Fried and Hansson made their ignorance of diversity best-practice and their disinterest in the views and feelings of their newly diverse team crystal clear a couple of days later in a follow-up blog post, this time from Hansson. In this piece Hansson responded to the criticism from staff and social media not by taking a moment to listen and reflect but rather by doubling down: “Yesterday, we offered everyone at Basecamp an option of a severance package worth up to six months salary for those who've been with the company over three years, and three months salary for those at the company less than that.” In the meantime it has been reported that over 20 of 57 employees have publicly announced their resignation or their intention to do so. Hansson and Fried had no idea this was coming. They had completely misread the room. And their actions prompted what can only be described as a revolution.

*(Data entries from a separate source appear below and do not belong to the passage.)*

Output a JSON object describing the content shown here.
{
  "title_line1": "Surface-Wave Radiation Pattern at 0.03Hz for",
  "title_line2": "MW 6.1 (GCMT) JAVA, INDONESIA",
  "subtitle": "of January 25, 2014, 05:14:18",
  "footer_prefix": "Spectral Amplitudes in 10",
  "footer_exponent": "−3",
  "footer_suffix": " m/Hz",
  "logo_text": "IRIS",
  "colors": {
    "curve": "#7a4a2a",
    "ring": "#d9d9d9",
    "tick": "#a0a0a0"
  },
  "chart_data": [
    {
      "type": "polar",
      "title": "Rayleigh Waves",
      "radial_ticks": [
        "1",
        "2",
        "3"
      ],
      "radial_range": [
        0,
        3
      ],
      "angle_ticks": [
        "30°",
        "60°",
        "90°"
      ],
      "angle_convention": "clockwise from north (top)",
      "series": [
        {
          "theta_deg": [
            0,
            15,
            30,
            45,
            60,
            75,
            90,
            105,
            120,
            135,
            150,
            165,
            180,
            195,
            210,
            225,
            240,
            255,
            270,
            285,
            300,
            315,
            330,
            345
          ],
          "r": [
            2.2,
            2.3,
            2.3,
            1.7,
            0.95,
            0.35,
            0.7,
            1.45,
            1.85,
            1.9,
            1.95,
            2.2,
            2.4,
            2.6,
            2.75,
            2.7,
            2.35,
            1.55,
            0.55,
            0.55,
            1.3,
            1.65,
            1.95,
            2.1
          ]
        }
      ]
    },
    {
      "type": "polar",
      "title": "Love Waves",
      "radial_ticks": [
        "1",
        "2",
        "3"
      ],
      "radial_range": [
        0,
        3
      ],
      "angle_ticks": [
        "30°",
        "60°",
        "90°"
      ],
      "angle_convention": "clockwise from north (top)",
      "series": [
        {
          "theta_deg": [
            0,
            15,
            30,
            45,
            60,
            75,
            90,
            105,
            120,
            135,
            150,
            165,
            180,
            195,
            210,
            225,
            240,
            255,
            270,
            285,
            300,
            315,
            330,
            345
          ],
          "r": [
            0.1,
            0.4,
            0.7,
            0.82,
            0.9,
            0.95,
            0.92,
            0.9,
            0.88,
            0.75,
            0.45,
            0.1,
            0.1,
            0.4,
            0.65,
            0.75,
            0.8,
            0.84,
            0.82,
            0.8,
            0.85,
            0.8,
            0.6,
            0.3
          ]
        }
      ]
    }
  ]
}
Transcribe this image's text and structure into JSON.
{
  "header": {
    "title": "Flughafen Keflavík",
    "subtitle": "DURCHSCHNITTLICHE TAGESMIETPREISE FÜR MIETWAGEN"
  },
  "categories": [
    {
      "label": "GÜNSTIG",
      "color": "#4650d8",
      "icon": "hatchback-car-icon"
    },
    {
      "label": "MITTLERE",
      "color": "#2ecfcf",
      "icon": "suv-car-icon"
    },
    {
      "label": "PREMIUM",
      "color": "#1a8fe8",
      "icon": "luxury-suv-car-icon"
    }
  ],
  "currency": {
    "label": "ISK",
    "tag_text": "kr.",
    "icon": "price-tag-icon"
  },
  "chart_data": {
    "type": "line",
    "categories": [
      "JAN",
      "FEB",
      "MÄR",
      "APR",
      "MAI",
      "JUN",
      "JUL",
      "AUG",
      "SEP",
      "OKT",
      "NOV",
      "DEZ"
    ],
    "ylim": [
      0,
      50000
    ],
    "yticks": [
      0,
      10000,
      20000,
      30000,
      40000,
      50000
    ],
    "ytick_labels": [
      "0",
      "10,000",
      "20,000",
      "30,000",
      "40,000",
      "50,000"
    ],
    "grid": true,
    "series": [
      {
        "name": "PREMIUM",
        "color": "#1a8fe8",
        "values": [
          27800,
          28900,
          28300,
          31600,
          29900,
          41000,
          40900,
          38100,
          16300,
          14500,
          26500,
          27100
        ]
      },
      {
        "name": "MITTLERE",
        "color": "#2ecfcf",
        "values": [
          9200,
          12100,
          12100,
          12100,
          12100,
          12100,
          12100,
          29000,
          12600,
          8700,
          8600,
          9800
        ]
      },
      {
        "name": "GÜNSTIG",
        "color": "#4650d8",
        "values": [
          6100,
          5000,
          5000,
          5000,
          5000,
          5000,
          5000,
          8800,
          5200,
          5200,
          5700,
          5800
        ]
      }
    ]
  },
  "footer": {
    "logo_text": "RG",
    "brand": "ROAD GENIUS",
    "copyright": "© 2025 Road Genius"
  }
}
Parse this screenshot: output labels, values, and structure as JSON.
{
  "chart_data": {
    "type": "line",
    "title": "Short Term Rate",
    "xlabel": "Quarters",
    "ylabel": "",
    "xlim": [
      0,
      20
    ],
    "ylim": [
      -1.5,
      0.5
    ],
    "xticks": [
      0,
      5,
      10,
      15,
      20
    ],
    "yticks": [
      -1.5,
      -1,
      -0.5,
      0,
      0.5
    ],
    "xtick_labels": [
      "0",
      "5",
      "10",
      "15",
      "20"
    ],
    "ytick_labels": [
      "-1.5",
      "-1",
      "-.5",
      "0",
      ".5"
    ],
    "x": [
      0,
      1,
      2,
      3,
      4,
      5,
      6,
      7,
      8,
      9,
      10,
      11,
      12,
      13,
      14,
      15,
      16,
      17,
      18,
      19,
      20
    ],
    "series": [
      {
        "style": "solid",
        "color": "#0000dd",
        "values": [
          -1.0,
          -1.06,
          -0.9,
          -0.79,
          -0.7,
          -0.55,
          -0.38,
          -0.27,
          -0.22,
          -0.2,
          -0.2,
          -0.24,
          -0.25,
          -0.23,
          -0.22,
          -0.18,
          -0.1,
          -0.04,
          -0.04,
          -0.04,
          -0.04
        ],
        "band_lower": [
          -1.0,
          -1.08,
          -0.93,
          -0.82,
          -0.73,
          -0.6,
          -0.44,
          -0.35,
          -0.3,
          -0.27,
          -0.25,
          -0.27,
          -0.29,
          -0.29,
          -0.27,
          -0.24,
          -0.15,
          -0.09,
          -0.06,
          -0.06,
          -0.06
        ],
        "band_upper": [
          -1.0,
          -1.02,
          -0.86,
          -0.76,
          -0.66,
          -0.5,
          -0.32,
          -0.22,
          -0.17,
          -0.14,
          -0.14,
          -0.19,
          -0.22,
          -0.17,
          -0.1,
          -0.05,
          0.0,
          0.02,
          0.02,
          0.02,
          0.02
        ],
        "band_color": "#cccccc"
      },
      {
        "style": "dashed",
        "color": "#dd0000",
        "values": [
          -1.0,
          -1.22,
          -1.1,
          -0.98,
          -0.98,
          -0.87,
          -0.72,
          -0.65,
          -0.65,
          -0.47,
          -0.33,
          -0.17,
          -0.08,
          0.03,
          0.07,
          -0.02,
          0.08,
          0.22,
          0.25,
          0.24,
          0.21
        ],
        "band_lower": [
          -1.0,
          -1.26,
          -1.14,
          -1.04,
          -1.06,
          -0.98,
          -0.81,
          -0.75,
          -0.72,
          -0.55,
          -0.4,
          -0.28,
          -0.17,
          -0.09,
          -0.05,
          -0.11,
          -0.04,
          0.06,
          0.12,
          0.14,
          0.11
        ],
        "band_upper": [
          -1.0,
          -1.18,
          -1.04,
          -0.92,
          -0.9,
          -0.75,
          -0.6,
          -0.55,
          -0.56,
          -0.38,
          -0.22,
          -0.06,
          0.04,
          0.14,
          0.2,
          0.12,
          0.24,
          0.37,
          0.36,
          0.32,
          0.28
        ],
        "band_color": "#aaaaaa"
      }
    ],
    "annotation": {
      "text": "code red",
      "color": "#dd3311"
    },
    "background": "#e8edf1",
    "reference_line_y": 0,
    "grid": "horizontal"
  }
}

Suddenly the scales fell from the employees’ eyes. It turns out that many of these progressive and hugely popular business books; much of this business wisdom about building employee-centric, sustainable companies, has been written with one group of people in mind: white cishetero males, and others who conform to their view of the world. So it all works out great, until you are not a team of all white cis males anymore. Companies like this only want diversity as long as it doesn’t actually change anything. As long as they can keep peddling their white, male agenda, which works for them, keeps them comfortable and above all keeps them profitable. Because that, we realize, was the real bottom line all along. They only really care about their employees as long as their employees’ wellbeing is in stark correlation with the company’s profitability and with their own values. As soon as there is a risk of divergence, the employee’s wellbeing is suddenly not so important anymore, it’s the company’s profitability and the founders’ (or in investor-funded companies, shareholders’) comfort and “beliefs” that win out. And this will always be the case as long as New Work, people centric management, and other progressive values and strategies are seen as a means to an end; as a means to profitability, and not as an end in themselves. If leaders only build diverse teams, recruit more women into leadership positions, promote BIPOC etc in order to make themselves more money or to make themselves feel better, and not because it is a moral and ethical imperative, then as soon as it doesn’t make them more money, or make them feel better, they drop the diversity and try to return to their old ways. Only now we know that the time has passed where employees will just take that kind of leadership failure lying down.
So, what have we learned (and let’s say it loud for the people at the back)? If diversity doesn’t also go hand in hand with belonging, that is to say a reconfiguring of existing power structures, then white, hetero, able-bodied people, and men in particular, will continue to make the rules. And sooner or later everybody else will, well, quit… or should I say, start a revolution.